Come diventare giudice onorario di tribunale

Una figura affascinante quella del giudice, ma sicuramente un percorso assolutamente non facile, che inizia con una formazione specifica e un concorso per titoli. Studio, passione, pazienza e perseveranza sono gli elementi imprescindibili per un buon posizionamento in graduatoria.

Il Giudice Onorario di Tribunale (anche conosciuto come GOT) si occupa di processi sia civili che penali quando la competenza della sentenza è assegnata a un organo monocratico, appunto il GOT, e non a un collegio. Come diventare giudice onorario di tribunale? In questa guida sintetica scopriremo i passi salienti dell’intero, lungo percorso.

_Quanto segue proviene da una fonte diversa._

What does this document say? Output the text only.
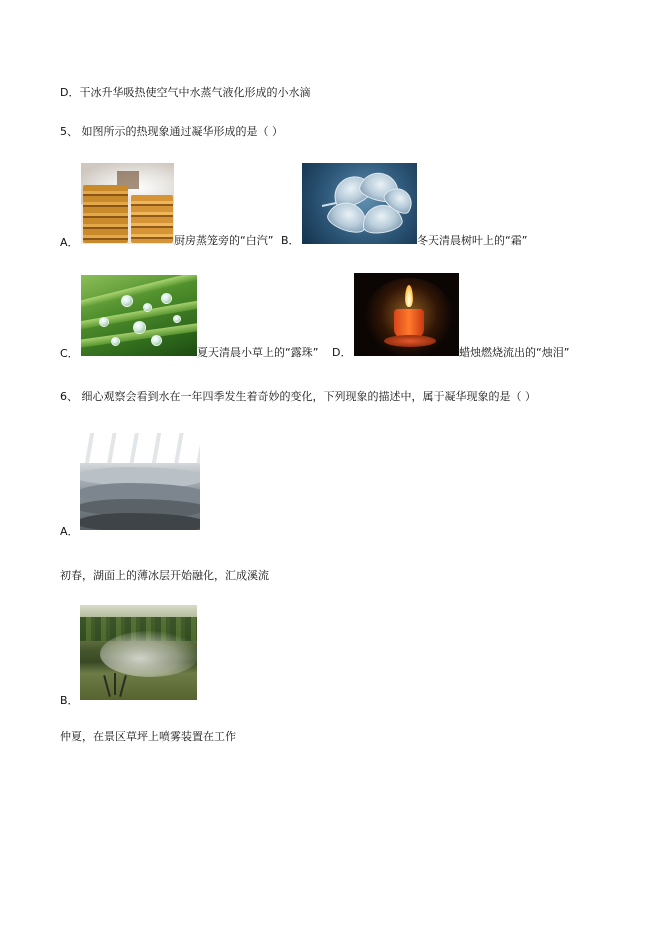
D．干冰升华吸热使空气中水蒸气液化形成的小水滴
5、 如图所示的热现象通过凝华形成的是（ ）
A．	厨房蒸笼旁的“白汽” B．	冬天清晨树叶上的“霜”
C．	夏天清晨小草上的“露珠” D．	蜡烛燃烧流出的“烛泪”
6、 细心观察会看到水在一年四季发生着奇妙的变化，下列现象的描述中，属于凝华现象的是（ ）
A．
初春，湖面上的薄冰层开始融化，汇成溪流
B．
仲夏，在景区草坪上喷雾装置在工作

Ovviamente il nostro percorso inizia dall’Università. La facoltà necessaria per questa professione è quella di giurisprudenza. Occorre iscriversi al corso di laurea magistrale (3+2): i primi tre anni sono volti ad acquisire le competenze necessarie per lo svolgimento di attività professionali a carattere giuridico sia nelle aziende private che in quelle pubbliche, che a livello istituzionale. Il Corso di laurea magistrale permetterà successivamente (negli ultimi due anni) di approfondire le materie civilistiche, comparatistiche, ma anche quelle penalistiche e processualistiche, dotando lo studente di piena capacità di analisi e argomentazione delle norme giuridiche. Al bando di concorso sono ammessi anche coloro che sono in possesso di una laurea quadriennale del vecchio ordinamento.

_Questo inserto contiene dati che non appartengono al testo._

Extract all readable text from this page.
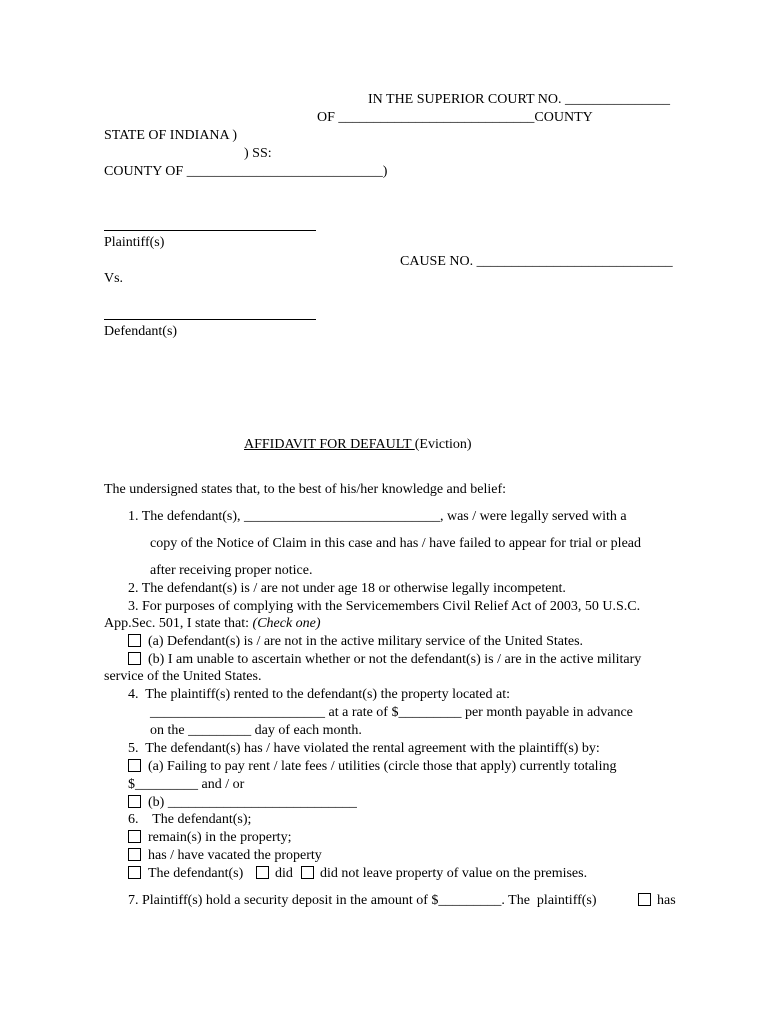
IN THE SUPERIOR COURT NO. _______________
OF ____________________________COUNTY
STATE OF INDIANA )
) SS:
COUNTY OF ____________________________)
Plaintiff(s)
CAUSE NO. ____________________________
Vs.
Defendant(s)
AFFIDAVIT FOR DEFAULT (Eviction)
The undersigned states that, to the best of his/her knowledge and belief:
1. The defendant(s), ____________________________, was / were legally served with a
copy of the Notice of Claim in this case and has / have failed to appear for trial or plead
after receiving proper notice.
2. The defendant(s) is / are not under age 18 or otherwise legally incompetent.
3. For purposes of complying with the Servicemembers Civil Relief Act of 2003, 50 U.S.C.
App.Sec. 501, I state that: (Check one)
(a) Defendant(s) is / are not in the active military service of the United States.
(b) I am unable to ascertain whether or not the defendant(s) is / are in the active military
service of the United States.
4.  The plaintiff(s) rented to the defendant(s) the property located at:
_________________________ at a rate of $_________ per month payable in advance
on the _________ day of each month.
5.  The defendant(s) has / have violated the rental agreement with the plaintiff(s) by:
(a) Failing to pay rent / late fees / utilities (circle those that apply) currently totaling
$_________ and / or
(b) ___________________________
6.    The defendant(s);
remain(s) in the property;
has / have vacated the property
The defendant(s) did did not leave property of value on the premises.
7. Plaintiff(s) hold a security deposit in the amount of $_________. The  plaintiff(s)	has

Bando di concorso per Giudice ordinario di tribunale

Per partecipare al concorso, che come già detto é per titoli, dobbiamo monitorare il sito ufficiale del Consiglio Superiore della Magistratura, i bandi sono pubblicati ogni tre anni. Sebbene non siano necessari altri titoli oltre alla laurea in giurisprudenza (e altri requisiti di carattere morale e civilistico come il non aver riportato condanne penali e il possesso della cittadinanza italiana per esempio), sono giudicati titoli preferenziali ai fini della graduatoria:

– l’esercizio anche passato di funzioni giudiziarie
– della professione di avvocato
– della professione di professore di materie giuridiche nelle università o nelle scuole superiori
– del ruolo di dirigente delle segreterie, cancellerie giudiziarie, amministrazioni pubbliche o enti pubblici economici
– un diploma biennale di specializzazione legale.

La domanda reperibile sul sito sopracitato del CSM, solitamente deve essere inviata (sempre al CSM) per via telematica, con consegna a mano o con raccomandata A/R. La sua durata dell’incarico è di 3 anni rinnovabili per altri tre anni.

Quanto guadagna un giudice onorario? Riceve un compenso sotto forma di gettone di presenza per ogni udienza, a prescindere dal numero di provvedimenti emessi, compenso pari a circa 100 euro.